With stagnant wages growth expected to slow even further, it beggars belief that the Morrison Government has a plan to cut the wages of hard-working Australians.
 
According to Deloitte’s Business Outlook, growth in average earnings is expected to plummet to one per cent, and is not expected to return to two per cent before 2024-25.
 
While there is a welcome recovery underway in some parts of the economy, Deloitte highlights the substantial challenges of high and persistent unemployment and underemployment, stagnant wages and a further decline in business investment.  
 
According to the Outlook:
  • The damage of 2020 “definitely hasn’t disappeared, and it will linger: the enormous protection provided by the federal government is being dismantled rapidly, the world economy is a mess, and the geopolitical backdrop for Australia looks more troubled than it has been for many years”; 
  •  “This is the biggest downturn in Australia in decades, and the human cost of that (including via unemployment and underemployment) will be slow to fully heal”; and
  • Wages growth will keep “bumping along the bottom for some time.”

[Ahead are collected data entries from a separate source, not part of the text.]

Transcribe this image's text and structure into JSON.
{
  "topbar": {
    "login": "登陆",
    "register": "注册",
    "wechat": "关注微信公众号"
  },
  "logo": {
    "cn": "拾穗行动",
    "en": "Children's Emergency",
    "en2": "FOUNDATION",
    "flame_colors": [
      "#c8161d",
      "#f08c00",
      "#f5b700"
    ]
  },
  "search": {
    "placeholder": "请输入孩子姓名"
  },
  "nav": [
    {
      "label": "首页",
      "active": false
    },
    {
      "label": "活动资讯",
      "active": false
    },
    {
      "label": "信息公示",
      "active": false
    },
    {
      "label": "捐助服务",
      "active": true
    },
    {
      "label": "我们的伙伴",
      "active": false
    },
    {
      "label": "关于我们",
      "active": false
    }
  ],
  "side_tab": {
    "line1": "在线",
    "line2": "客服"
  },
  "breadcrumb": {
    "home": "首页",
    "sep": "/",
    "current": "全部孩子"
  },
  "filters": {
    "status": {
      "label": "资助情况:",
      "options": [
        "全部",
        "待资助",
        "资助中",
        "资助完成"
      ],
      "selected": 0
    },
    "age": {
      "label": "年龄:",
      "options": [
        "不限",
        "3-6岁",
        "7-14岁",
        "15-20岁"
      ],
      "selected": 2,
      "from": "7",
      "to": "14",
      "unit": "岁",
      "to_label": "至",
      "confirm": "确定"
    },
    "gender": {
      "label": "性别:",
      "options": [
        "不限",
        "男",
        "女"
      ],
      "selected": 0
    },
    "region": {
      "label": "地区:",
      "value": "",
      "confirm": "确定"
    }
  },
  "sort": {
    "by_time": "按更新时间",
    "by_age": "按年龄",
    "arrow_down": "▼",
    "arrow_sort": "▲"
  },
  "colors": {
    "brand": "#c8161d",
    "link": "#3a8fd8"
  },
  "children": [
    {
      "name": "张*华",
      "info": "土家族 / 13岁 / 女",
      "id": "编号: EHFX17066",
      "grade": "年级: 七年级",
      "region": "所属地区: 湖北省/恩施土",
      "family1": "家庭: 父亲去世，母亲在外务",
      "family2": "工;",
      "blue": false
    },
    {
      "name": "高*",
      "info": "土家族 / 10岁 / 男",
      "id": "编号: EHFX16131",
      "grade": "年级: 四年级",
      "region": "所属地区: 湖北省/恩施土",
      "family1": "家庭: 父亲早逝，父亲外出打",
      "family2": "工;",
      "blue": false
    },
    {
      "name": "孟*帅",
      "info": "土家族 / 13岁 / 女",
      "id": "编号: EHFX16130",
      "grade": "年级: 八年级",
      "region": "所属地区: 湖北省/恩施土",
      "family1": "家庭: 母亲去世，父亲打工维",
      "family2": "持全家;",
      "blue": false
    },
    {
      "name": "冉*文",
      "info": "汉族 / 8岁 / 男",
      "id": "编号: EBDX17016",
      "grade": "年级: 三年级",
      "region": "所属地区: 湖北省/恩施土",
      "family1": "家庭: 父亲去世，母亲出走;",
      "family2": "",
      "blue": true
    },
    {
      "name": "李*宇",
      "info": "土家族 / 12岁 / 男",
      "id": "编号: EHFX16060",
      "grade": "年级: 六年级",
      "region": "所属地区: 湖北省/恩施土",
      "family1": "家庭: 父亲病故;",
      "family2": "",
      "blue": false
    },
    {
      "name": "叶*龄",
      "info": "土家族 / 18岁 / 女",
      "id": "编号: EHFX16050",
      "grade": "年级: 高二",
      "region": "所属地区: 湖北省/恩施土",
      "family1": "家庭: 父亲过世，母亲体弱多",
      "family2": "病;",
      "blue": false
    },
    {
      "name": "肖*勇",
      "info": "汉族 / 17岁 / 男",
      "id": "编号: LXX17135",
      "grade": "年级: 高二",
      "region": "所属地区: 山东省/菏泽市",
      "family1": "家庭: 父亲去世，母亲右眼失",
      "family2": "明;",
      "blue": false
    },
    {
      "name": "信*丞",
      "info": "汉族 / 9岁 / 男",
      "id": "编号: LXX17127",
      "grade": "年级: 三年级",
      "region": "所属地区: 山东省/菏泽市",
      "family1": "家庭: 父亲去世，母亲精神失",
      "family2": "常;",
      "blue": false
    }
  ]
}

The Morrison Government should not and cannot declare victory while more than two million Australians are either without a job or don’t have enough hours and wages are stagnant.
 
After racking up a trillion dollars of debt, the Morrison Government should have more to show for it in terms of jobs and opportunities. But instead they’ve wasted too much on rorts and advertising.
 
The Morrison Government’s plans to cut wages, cut super and wind back consumer protections in the banking system could weaken the recovery and will leave too many Australians behind.